He agreed with the lobby led by the Adani group company and argued that units operating within the SEZs could be treated as “domestic industries” because they were “physically very much in India.” His findings added that the units in SEZs adhere to domestic laws (though with certain relaxations), generate employment, make domestic sales, and so on. 

However, Bhatnagar did point out that this interpretation of the law of the land was not within his jurisdiction since it dealt with the SEZ Act. A final decision would have to be taken by the government on this contentious issue. The recommendations in the preliminary findings by Bhatnagar did not, however, result in a policy change by the Indian government. 

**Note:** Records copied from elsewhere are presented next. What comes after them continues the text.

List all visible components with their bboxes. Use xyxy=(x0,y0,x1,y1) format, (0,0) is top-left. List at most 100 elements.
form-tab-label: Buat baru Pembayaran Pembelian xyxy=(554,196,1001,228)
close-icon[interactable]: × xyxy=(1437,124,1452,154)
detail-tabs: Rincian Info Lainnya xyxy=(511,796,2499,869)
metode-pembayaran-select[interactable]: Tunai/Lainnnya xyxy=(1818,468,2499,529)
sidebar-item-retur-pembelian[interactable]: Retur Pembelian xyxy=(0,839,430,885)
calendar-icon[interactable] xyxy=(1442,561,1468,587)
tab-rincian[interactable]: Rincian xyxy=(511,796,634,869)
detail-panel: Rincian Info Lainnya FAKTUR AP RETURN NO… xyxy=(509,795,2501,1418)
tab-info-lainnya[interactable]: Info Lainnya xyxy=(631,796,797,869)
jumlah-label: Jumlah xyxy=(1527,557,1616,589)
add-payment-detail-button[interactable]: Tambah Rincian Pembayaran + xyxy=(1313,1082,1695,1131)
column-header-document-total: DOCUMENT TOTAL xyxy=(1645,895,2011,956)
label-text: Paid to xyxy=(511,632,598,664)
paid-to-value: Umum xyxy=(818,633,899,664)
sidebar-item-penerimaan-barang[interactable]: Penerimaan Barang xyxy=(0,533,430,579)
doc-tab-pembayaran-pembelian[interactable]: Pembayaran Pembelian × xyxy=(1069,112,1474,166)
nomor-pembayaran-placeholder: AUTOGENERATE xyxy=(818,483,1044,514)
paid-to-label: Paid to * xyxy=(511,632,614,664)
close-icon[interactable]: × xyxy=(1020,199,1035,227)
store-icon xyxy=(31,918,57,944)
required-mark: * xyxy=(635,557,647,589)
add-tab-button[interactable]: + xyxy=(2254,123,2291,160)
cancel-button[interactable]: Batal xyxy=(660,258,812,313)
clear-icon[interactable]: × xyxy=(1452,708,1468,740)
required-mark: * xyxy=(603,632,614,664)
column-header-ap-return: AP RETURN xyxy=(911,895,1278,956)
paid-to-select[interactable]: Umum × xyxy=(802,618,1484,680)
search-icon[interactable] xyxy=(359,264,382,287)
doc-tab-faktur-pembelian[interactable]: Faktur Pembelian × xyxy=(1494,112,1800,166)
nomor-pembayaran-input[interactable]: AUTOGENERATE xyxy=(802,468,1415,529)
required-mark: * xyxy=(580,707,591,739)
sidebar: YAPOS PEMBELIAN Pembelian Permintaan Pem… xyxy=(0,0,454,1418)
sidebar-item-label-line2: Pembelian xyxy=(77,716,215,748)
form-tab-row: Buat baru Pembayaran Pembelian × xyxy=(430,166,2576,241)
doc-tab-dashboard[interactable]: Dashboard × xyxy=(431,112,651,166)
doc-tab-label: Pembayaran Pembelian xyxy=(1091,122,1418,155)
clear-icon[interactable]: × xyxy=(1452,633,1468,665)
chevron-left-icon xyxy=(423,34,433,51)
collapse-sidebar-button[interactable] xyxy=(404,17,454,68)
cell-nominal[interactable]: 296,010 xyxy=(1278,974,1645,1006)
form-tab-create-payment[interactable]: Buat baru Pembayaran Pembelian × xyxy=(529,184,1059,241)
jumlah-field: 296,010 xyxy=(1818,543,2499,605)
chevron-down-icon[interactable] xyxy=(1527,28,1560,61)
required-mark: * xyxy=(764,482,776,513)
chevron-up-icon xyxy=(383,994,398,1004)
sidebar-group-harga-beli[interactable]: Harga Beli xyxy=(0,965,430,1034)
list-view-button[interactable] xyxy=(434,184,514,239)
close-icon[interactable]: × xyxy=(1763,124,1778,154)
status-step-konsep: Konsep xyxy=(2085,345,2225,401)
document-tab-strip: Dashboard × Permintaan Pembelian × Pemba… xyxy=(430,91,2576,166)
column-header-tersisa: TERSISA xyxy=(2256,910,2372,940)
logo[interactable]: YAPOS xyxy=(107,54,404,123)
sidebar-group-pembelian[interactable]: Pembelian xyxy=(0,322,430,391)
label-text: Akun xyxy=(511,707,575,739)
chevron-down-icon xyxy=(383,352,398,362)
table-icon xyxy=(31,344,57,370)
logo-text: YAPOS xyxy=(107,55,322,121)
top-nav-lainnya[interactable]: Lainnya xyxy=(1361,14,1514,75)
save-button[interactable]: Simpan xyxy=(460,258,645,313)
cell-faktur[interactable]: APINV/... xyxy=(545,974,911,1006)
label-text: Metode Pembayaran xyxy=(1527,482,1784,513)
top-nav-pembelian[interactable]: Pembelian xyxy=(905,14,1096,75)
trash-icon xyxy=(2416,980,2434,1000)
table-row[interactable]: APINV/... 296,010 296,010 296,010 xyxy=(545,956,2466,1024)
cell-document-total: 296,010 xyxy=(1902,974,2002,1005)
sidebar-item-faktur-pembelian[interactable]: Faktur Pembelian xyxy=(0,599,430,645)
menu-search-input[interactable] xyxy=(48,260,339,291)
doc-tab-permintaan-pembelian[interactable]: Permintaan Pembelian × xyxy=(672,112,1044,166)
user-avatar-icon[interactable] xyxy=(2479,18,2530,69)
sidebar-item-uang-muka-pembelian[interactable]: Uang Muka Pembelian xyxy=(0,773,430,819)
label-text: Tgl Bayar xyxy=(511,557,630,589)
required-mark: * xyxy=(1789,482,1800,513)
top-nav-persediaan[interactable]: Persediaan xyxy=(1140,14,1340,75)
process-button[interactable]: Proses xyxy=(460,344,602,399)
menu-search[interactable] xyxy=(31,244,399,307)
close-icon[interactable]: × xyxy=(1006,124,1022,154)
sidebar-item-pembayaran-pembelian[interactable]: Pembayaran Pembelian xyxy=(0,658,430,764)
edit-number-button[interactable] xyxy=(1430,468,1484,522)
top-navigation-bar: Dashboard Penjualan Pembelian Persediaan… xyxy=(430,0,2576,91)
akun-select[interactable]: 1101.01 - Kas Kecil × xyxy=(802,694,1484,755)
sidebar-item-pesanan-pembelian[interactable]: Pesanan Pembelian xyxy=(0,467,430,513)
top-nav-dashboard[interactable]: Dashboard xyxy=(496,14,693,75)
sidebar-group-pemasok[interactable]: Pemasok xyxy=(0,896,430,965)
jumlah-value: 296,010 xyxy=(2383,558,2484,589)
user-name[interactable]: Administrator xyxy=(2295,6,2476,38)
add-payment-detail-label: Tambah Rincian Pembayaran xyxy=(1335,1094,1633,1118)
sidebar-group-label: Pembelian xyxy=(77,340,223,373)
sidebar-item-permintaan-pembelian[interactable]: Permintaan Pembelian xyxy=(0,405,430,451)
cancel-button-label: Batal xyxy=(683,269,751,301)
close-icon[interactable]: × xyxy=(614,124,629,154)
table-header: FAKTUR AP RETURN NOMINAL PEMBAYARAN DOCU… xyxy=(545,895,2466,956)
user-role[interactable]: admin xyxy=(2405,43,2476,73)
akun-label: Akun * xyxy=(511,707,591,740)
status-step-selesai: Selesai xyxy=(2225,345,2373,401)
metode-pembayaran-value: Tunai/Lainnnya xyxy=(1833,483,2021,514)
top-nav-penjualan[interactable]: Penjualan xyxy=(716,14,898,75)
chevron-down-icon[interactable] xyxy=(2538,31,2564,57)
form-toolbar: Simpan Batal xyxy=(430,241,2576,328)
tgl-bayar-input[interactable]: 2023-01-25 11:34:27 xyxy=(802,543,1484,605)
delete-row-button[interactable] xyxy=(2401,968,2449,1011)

In May 2018, the DGS was merged with the erstwhile Directorate General of Anti-Dumping and Allied Duties and renamed the Directorate General of Trade Remedies (DGTR) and brought within the administrative ambit of the Ministry of Commerce and Industry. 

A fresh investigation conducted by the newly formed DGTR took place based on the petition by ISMA. It released its report in July 2018.  

The findings of this report were different from the earlier report by the DGS on two important grounds. It wanted the safeguard duty to be much lower than 70% and recommended that it be reduced in phases. In the first year, there was to be a duty of 25%, followed by 20% in the next six months and 15% in the remaining period of another six months. 

Notably, the DGTR did not agree on granting “domestic industry” status to the companies operating out of the SEZs. He argued that selling products by a unit located in a SEZ in the DTA was an “exception” and could not be a justifiable reason for a firm in a SEZ to be described as a “domestic” one. 

Even though the SEZ firms led by Mundra Solar lobbied to be exempted from the safeguard duty, their concerns were overlooked when the Ministry of Finance ratified the DGTR’s recommendations on July 30. 

The Ministry issued the notification despite a stay order being put on the implementation of the safeguard duty by the Odisha High Court until August 20, 2018. A bench of the Odisha High Court then directed the Ministry of Finance to withdraw the notification which ratified the DGTR’s recommendations. The finance ministry then suspended the safeguard duty imposed on solar imports. The Supreme Court finally vacated the stay by the Odisha High Court in September 2018. Thus, despite his apparent proximity to the Prime Minister, Adani’s company was unsuccessful in influencing the Ministry of Finance.